Voth, a former fifth round pick, hadn’t gotten a chance at a full-time role before this year, serving as up-and-down starting pitching depth the last two seasons. This year, he has made five starts for the Nationals and has pitched to a rough 6.65 ERA. The righty’s strikeout rate is much lower at 15 percent than his two partial seasons, which is leading to more balls in play, where he has also been hurt. Voth’s last two starts in particualr have been rough, allowing 11 runs over just 7 2⁄3 innings. He will feature a low-90s fastball along with a slider and a curveball.
Aníbal Sánchez, as discussed above, is a former Red Sox prospect.
Roenis Elías spent a couple of years with the Red Sox in 2016 and 2017, with most of that time being spent in Pawtucket, after coming over along with Carson Smith in the Wade Miley deal. The southpaw is currently injured.
Notable Position Players
Juan Soto is well on his way to being one of, if not the, best hitter in the game for a very long time.
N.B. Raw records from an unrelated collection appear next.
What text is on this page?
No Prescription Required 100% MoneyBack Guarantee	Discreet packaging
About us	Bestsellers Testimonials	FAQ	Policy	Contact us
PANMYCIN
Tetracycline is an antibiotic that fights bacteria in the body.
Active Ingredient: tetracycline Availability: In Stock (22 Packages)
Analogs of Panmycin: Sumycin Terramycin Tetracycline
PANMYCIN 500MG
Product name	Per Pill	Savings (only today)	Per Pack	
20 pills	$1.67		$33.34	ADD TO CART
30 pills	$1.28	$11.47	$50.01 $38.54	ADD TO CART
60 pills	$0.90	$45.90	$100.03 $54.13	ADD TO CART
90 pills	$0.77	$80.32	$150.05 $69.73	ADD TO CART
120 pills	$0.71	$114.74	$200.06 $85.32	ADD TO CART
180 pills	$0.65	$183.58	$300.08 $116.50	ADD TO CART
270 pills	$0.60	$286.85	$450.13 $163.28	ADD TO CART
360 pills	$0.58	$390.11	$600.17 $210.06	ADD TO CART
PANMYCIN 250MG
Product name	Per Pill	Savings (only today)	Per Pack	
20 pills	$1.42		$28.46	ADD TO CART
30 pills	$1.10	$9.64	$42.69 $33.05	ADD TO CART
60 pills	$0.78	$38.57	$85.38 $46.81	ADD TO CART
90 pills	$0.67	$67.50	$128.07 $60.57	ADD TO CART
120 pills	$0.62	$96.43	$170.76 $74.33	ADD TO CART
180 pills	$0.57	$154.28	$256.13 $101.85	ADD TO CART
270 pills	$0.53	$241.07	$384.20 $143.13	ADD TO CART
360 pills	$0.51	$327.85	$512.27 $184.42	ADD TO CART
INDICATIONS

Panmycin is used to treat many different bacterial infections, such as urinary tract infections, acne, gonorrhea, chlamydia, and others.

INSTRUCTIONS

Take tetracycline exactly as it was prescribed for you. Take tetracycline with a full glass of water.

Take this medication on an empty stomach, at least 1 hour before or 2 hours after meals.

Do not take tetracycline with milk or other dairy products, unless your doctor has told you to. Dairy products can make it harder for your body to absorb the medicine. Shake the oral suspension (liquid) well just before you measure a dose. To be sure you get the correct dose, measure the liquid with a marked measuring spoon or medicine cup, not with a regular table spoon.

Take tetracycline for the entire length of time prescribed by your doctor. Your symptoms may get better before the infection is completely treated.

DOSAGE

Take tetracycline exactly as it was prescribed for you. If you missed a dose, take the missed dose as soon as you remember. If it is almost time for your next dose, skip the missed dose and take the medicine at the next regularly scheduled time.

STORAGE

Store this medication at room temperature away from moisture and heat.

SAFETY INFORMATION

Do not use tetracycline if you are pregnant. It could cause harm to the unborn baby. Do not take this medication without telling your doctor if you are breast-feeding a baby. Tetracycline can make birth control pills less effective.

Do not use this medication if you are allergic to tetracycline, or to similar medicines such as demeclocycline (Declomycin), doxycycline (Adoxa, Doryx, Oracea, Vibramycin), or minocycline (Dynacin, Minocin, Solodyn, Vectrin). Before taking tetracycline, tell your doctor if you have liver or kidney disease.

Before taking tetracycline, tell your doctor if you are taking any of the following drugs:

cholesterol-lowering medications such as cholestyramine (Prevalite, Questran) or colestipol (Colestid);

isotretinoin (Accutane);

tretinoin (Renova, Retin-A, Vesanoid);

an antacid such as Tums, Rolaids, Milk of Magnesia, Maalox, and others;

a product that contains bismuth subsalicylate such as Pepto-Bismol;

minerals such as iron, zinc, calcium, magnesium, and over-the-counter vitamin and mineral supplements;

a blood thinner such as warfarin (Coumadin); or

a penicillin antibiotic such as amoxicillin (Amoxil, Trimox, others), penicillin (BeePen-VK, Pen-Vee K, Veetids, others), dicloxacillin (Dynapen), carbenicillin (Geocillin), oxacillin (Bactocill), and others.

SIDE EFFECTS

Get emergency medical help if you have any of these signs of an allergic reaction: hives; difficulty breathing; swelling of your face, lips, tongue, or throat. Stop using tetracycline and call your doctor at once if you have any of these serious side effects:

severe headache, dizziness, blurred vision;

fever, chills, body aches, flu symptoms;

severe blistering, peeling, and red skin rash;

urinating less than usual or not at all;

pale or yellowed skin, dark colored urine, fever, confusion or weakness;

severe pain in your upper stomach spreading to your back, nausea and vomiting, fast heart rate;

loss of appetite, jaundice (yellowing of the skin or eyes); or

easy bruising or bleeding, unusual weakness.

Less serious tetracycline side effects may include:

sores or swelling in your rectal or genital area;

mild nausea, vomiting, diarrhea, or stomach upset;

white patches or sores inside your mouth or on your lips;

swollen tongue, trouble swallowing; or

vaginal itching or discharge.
Still only 21 years old, he boasts an incredible 231 wRC+ — tops in baseball among those with at least 80 plate appearances and 34 points higher than second place — with big power and more walks than strikeouts. He’s a machine at the plate, and is basically impossible to stop.
Trea Turner hits atop the Nationals lineup and along with his elite speed he’s showing off a great bat as well. He has a 149 wRC+ thanks to a career-low strikeout rate along with a career-high Isolated Power.
Asdrúbal Cabrera is just a steady veteran bat who is good at just about everything and almost always provides very good contributions.
Adam Eaton started to show signs of decline last season and has taken a bigger step back this year with an 83 wRC+.
Howie Kendrick hasn’t provided the power the Nationals have needed from the DH spot.
Victor Robles is not a great hitter and strikes out a bunch at a young age, but he makes up for it and then some with his speed and defense.
Kurt Suzuki puts pretty much everything in play, but the quality of contact hasn’t been there this year.
Luis Garcia is another player who puts a lot of balls in play, but early in his career he’s shown an ability to convert them into hits.
Eric Thames has gotten of to a rough, rough start this year as he hasn’t been able to hit for power like he used to.
Daniel Hudson is the closer for this team after emerging in that role en route to a championship last year, but he’s been hurt by the long ball early on this season.
Tanner Rainey and Will Harris serve as the main two set up arms for the Nationals with the former performing as the team’s best reliever and the latter struggling with his control.
Sean Doolittle just got reinstated from the injured list after a tough start to the year.
Elías, as mentioned above, is on the IL. He is currently dealing with a forearm injury that is likely to keep him out for the entire season.
Stephen Strasburg is going to miss the rest of the season after undergoing surgery for carpal tunnel.
Starlin Castro had surgery on his wrist, and it would appear the best-case scenario is to be back for a potential postseason run.
Seth Romero is having surgery on his non-throwing hand, but it will probably keep him out for the rest of the year.
Sam Freeman is going to miss the entire season with an arm injury.
The first and last games of this series should get off without a hitch, but thunderstorms in the area Saturday night could put that second game in jeopardy.